Eviatar Manor spoke in advance of the upcoming report on last summer’s war with Hamas, in which Israel is expected to be charged with war crimes.
“Israel does not behead people. We use our heads to create innovation,” Israel’s Ambassador to the UN Human Rights Council in Geneva Eviatar Manor said on Monday as he delivered an unusual speech in defense of his country.
The UNHRC has a growing obsessions with Israel, said Manor as he spoke on the first day of its 29th session, which will last for three weeks.
Since the UNHRC’s inception in 2006 it has dispatched six fact-finding missions into Israeli human rights violations and issued at least 60 country resolutions against it,” Manor said.
This kind of behavior shows that the council “exhibits double morals and is ethically flawed,” Manor said.
“Israel does not cut off [the] hands of people. We use our hands to vote in ballot boxes. Israel does not stone women. We empower women,” said Manor as he alluded to the atrocities committed by some of Israel’s neighbors and regional terrorist groups.

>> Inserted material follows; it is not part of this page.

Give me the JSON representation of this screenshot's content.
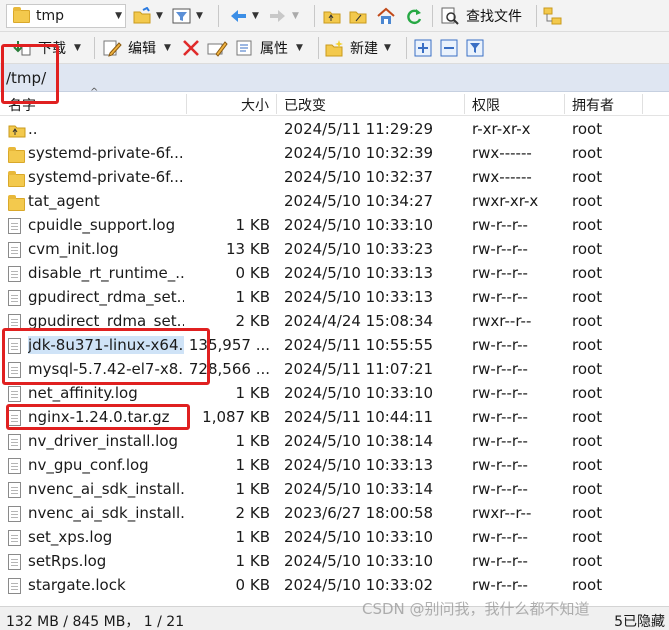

“Amos Oz, the well-known Israeli author, says there are degrees of evil and one who cannot make a distinction ends up serving evil. You have been advised,” he warned.
Manor spoke in advance of the UNHRC’s release of its report on Israel’s war with Hamas, in which its expected to charge Israel with war crimes.

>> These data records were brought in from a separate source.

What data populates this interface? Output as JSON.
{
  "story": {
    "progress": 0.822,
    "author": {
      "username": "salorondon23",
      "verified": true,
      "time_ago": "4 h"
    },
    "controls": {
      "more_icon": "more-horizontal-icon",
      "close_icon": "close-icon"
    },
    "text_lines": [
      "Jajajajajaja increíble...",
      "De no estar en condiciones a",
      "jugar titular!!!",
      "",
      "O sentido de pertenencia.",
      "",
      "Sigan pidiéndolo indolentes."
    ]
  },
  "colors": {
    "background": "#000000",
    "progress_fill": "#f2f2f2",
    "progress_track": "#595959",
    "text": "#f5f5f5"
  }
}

The UN High Commissioner of Human Rights Zeid Ra’ad al-Hussein said in Geneva on Monday said that those who violated human rights against civilians in Gaza should be prosecuted.
Israel on Sunday released a report in which its defended its actions and said that they fell within the bounds of international law. It charged that Hamas committed war crimes by indiscriminately firing at Israel from densely populated civilian areas.
According to Israel 2,125 Palestinians were killed, of which 936 were combatants. The identities of another 428 has yet to be determined.
In spite of al-Hussein’s harsh words on Gaza, when he spoke to the UNHRC, he devoted more time to discussing the ongoing civil war in Syria.
“The conflict in Syria is the most mind-numbing humanitarian crisis of our era, and the magnitude and nature of its human rights violations pose a defining test of what we so often term the international community,” Al-Hussein said.
“After more than four years of a sustained campaign of terror directed by the Government against its own people, and the rise of non-State actors capable of the most appalling horror, this conflict has killed at least 220,000 women, men and children and blighted the lives of countless others.
“It has forced the largest movement of people since the Second World War, with well over 7 million people displaced within the country and 4 million fleeing it. If the words “international community” are to mean anything, they must mean that we collectively bring assistance and protection to the Syrian people,” al-Hussein said.